Selain mempertahankan kualitas produk, Eddy juga meneruskan tradisi keluarganya dengan memperlakukan karyawan sebagai bagian dari keluarga besarnya. ”Saya bisa bercanda dengan anak buah, baik yang di pabrik maupun di toko,” ujar Eddy yang mempekerjakan tak kurang dari 120 orang itu.
Tradisi lain yang tetap dia jalankan di lingkungan perusahaan adalah mempekerjakan karyawan senior. Di perusahaannya, ada karyawan yang tetap bekerja kendati sudah berusia 82 tahun. Sebagian karyawannya juga sudah bekerja di perusahaan itu lebih dari 50 tahun.
”Mereka menolak pensiun karena menganggap bekerja di sini sudah menjadi bagian dari perjalanan hidupnya. Usaha ini adalah bagian dari rumah mereka juga,” ungkap Eddy.

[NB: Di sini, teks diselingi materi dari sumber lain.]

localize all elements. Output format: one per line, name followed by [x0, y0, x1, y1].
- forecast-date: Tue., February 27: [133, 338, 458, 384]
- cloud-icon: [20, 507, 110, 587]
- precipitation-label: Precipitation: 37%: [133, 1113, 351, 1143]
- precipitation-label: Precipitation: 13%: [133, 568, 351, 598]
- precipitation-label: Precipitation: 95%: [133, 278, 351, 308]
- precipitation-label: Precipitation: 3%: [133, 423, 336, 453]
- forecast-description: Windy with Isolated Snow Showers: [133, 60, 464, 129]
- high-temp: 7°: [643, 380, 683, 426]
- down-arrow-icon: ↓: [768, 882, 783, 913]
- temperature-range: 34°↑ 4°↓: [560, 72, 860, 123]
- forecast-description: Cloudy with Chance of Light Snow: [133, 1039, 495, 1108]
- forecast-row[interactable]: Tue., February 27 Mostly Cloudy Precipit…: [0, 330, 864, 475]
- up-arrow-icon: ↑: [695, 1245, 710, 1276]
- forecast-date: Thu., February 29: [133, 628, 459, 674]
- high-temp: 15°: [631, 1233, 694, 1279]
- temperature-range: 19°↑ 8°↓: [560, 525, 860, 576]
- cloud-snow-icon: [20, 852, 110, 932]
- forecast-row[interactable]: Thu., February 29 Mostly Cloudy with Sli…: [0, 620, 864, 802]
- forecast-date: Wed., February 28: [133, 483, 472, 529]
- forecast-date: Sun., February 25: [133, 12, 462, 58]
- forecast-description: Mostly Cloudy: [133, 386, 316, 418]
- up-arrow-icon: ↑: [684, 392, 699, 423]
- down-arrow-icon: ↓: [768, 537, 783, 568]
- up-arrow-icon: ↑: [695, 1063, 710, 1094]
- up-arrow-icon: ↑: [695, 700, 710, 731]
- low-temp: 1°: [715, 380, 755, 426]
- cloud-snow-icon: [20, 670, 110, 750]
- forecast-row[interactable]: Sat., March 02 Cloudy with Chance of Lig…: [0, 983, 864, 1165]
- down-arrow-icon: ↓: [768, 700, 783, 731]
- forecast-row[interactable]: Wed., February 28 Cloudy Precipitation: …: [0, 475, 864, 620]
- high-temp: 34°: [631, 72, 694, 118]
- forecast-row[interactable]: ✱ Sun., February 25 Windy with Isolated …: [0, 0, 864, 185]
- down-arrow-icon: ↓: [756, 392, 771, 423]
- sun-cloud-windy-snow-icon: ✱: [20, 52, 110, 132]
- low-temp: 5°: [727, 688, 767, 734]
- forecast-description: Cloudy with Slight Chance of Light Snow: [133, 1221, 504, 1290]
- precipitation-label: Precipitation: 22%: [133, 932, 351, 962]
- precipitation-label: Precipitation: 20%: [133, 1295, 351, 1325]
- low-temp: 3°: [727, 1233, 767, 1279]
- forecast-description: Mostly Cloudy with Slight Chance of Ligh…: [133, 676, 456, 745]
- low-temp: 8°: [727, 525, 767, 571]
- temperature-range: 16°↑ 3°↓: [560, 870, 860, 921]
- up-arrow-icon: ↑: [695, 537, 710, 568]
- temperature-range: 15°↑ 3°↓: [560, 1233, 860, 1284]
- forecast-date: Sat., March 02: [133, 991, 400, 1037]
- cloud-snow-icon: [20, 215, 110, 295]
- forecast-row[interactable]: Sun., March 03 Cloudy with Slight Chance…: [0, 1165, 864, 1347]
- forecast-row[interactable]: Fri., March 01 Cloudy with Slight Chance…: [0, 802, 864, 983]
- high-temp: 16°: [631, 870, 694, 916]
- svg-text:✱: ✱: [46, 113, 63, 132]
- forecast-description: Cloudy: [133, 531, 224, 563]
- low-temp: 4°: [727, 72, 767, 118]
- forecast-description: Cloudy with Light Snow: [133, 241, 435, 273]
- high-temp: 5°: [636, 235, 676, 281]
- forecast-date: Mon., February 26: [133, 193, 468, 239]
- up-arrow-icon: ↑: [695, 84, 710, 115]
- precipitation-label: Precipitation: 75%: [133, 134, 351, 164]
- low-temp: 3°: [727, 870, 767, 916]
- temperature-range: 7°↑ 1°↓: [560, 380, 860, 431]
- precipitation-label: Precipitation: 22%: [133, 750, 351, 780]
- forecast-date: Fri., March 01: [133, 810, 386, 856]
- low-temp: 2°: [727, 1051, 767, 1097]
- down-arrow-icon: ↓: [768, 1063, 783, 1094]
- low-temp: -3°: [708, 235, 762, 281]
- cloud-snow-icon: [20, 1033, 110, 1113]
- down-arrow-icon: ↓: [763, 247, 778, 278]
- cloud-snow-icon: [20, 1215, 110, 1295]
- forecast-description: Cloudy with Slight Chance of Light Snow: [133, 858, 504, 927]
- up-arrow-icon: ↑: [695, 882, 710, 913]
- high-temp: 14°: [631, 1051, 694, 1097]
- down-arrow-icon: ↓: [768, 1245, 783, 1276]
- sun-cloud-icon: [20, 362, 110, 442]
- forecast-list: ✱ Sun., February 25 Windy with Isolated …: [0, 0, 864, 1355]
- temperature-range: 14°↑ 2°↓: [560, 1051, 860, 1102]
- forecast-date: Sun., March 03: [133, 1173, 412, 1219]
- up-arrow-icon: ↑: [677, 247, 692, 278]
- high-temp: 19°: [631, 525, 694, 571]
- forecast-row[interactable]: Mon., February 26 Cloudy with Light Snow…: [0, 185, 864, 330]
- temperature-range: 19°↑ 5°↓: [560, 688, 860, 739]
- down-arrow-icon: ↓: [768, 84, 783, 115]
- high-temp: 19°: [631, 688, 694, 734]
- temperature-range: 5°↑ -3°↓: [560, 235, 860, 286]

Tidak heran kalau ada di antara karyawan perusahaan ini yang terdiri dari kakek sampai cucunya. ”Karyawan mengenal keluarga kami, kami pun mengenal mereka,” kata Eddy yang mengizinkan karyawan senior tetap bekerja meskipun hanya setengah hari. Alasan dia, mereka sudah menjadi bagian dari sejarah panjang perusahaan minyak gosok ini, lebih dari 100 tahun.